The news spreads throughout Lima. Luis Hernández has died; he has committed suicide in Buenos Aires. Roy goes in search of Lucho La Hoz and finds him leaving his house accompanied by his great friend Nicolás Yerovi. The three of them leave for La Herradura in Nico’s large black Dodge. They are greeted by S.O.S. with some cold beers. They are very upset. The calendar shows that it is a few days after October 3, 1977. La Hoz remembers something he knows: Hernández spent a whole day at a location in Hungary, right where Attila József had thrown himself onto the tracks of a train passing by at full speed. Total silence at the table. The sea in front of them is turning dark green. Someone quotes the poem “To a Suicide in a Swimming Pool”: “Don’t die anymore / listen to a symphony for band / You will love yourself again when you hear / Ten trombones / With their indigo clarity / In the night,” originally published by Mirko Lauer in the Sunday supplement of La Prensa in 1975.

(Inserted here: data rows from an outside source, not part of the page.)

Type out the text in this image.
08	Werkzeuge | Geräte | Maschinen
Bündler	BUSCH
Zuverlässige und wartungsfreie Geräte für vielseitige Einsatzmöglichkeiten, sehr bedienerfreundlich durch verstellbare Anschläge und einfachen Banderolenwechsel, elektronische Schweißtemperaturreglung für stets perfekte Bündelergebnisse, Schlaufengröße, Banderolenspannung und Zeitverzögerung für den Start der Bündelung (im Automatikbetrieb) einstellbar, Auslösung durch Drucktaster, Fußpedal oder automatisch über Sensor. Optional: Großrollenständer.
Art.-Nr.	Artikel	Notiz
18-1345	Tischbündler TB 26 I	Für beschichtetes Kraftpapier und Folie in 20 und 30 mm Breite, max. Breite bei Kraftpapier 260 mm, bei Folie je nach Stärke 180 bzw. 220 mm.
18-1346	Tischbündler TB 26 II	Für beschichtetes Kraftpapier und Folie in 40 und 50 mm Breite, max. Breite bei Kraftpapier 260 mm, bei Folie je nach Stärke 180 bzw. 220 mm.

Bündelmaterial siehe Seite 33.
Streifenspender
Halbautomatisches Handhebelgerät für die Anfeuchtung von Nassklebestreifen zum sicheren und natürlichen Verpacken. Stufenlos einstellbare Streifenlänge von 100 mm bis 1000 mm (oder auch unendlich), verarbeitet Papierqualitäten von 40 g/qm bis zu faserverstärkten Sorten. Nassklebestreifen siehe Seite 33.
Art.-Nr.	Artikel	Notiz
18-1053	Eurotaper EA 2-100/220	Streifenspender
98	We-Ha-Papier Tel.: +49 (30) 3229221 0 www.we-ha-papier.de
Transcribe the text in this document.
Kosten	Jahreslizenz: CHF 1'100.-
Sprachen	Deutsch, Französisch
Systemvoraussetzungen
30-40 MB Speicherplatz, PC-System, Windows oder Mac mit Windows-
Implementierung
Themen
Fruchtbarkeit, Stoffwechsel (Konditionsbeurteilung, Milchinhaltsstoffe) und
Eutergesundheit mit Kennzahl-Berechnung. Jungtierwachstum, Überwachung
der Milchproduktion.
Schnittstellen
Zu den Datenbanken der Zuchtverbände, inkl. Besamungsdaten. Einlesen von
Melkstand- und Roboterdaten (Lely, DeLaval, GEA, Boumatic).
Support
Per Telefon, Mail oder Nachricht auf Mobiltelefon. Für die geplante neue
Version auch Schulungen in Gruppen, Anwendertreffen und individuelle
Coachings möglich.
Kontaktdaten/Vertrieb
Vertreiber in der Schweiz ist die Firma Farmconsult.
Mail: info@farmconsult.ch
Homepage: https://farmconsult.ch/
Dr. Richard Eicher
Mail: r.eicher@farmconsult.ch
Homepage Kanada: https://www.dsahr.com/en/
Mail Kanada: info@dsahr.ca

The poetry collection compiled by Nico Yerovi will be out soon. It is titled Vox horrísona, and Dalmacia Ruíz Rosas, having coffee at Haití, says to Roy: “Like the Horrísonos from The Flintstones, the rock band.” They smile at the genius of the great Lucho. And La Hoz will comment to Roy a few days later: “That Lucho, he had to go back to Lima, they had discharged him, but he didn’t want to. I know he didn’t want to go back to a normal life. He wanted to continue living in his usual free and youthful madness.”
Both remember what Yerovi said: the train took him away and there was practically nothing left of him. Legend has it that after having a beer in a bar, he walked straight ahead, struggling in the night, toward a train coming at an impossible speed. He joined his life to his writing, thinks Roy as he wanders through a park in San Isidro, near Dasso, where there is a cactus and some verses by Hernández drawn on one of the landmarks bearing the park’s name. He sits on the grass for a moment and feels a tear run down his cheek. And then he repeats aloud: “The acts of the poet are lonely / like those of love and death.”
Banks of the Cooper River, southern New Jersey, May 2025.